Ipsen will market the product in the United States where ONIVYDE received US Food and Drug Administration (FDA) approval in October 2015 in combination with fluorouracil and leucovorin for the treatment of patients with metastatic adenocarcinoma of the pancreas who have progressed following treatment with gemcitabine-based therapy.
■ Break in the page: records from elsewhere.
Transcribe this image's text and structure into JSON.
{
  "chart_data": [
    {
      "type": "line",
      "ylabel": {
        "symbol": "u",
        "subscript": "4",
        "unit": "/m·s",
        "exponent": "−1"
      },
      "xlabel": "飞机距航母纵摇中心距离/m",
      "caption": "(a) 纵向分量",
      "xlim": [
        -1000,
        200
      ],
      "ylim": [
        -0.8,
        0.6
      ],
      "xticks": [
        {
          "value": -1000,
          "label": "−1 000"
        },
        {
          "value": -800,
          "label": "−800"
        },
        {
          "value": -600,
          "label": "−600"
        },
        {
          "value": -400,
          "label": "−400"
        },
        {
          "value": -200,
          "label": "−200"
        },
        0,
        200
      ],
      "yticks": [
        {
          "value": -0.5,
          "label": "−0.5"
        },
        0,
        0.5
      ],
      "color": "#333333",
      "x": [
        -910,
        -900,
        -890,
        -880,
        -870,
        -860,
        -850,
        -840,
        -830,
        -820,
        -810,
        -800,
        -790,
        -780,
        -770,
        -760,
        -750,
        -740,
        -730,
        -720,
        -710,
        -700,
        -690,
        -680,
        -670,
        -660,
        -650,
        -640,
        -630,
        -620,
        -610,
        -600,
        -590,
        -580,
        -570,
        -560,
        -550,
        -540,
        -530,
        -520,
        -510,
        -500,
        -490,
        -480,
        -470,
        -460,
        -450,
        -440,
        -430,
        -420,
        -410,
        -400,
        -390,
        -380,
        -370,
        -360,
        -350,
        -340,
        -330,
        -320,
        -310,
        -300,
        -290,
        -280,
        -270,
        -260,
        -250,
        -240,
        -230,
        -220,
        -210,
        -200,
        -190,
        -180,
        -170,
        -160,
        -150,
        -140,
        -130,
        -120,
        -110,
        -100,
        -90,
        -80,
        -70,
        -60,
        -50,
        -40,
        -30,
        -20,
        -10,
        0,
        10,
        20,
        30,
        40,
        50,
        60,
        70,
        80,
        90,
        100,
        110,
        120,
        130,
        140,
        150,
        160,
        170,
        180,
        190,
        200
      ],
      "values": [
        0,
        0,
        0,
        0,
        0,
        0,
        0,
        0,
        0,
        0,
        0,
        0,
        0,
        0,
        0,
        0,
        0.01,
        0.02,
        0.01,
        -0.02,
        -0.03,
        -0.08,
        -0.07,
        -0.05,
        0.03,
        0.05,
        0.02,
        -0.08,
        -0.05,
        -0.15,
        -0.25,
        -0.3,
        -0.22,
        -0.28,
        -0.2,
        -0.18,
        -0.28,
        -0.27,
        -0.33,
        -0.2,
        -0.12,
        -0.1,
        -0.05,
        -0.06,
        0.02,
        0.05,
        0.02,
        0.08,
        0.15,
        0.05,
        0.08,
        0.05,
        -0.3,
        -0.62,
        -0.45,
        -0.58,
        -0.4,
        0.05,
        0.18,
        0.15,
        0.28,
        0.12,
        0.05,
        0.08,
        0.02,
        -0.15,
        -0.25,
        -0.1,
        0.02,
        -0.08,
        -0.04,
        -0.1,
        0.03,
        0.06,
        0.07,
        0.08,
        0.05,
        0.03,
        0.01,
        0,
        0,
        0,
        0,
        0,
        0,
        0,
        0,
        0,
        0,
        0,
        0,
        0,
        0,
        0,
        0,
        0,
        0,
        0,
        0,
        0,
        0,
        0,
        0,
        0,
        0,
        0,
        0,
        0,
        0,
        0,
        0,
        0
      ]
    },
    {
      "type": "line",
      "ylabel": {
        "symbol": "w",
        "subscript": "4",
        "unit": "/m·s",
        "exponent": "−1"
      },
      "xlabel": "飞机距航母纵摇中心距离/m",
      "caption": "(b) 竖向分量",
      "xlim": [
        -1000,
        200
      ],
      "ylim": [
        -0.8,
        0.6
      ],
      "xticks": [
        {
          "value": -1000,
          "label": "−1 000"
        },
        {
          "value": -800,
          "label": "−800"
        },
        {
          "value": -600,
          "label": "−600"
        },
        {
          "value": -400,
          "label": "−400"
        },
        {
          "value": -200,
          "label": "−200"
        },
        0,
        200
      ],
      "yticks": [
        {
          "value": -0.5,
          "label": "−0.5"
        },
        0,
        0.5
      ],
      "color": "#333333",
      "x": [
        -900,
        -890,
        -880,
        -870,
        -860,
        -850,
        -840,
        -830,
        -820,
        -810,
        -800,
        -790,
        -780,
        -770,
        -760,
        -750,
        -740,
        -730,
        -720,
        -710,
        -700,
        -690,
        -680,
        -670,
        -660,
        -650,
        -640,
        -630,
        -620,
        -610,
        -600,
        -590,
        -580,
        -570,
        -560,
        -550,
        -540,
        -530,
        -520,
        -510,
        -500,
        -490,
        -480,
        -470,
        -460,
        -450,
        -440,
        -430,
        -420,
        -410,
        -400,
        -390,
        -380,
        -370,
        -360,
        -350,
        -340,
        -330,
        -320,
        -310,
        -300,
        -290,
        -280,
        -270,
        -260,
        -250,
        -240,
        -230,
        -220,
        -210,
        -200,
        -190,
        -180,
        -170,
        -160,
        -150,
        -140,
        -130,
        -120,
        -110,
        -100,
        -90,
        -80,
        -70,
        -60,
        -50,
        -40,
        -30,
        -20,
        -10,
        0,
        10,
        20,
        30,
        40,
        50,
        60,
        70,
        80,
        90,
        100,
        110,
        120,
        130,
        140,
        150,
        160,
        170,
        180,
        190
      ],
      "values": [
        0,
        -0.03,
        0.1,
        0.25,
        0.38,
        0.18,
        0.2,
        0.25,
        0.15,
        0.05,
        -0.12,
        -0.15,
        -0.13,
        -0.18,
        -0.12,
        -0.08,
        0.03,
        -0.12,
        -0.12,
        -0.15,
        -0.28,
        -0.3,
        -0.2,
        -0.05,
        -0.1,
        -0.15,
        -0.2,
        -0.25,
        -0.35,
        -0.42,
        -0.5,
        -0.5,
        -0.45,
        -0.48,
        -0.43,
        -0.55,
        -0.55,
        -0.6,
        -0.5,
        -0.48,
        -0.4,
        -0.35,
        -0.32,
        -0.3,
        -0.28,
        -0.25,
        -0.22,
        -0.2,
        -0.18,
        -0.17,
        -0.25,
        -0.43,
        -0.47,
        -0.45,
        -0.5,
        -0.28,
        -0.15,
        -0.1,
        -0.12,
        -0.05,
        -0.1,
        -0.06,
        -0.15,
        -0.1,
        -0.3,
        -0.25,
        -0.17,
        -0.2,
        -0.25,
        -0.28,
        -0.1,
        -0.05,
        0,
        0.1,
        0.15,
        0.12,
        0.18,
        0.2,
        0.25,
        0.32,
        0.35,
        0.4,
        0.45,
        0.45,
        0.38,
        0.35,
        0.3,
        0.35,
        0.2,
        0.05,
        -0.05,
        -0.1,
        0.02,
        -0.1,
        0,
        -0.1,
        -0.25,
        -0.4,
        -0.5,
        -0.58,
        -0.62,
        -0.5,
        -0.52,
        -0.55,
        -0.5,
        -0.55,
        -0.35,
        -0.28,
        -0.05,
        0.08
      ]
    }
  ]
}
Shire is responsible for the development and commercialization of ONIVYDE outside of the United States and Taiwan under an exclusive licensing agreement with Merrimack Pharmaceuticals, Inc. In October 2016, the European Commission (EC) granted Marketing Authorization of ONIVYDE for the treatment of metastatic adenocarcinoma of the pancreas, in combination with 5-fluorouracil (5-FU) and leucovorin (LV), in adult patients who have progressed following gemcitabine-based therapy.
The ONIVYDE product license was granted to PharmaEngine in March 2016 for commercialization rights in Taiwan.
Licenses outside the U.S. will be transferred to Ipsen.
About Generic Doxorubicin HCl Liposome Injection
Generic doxorubicin HCl Liposome Injection is currently being evaluated by the U.S. Food and Drug Administration (FDA) for the potential treatment of ovarian cancer, multiple myeloma and Kaposi’s sarcoma. Teva retains the worldwide commercial rights for this product, and Ipsen will be eligible to receive milestones and shared profits from potential sales.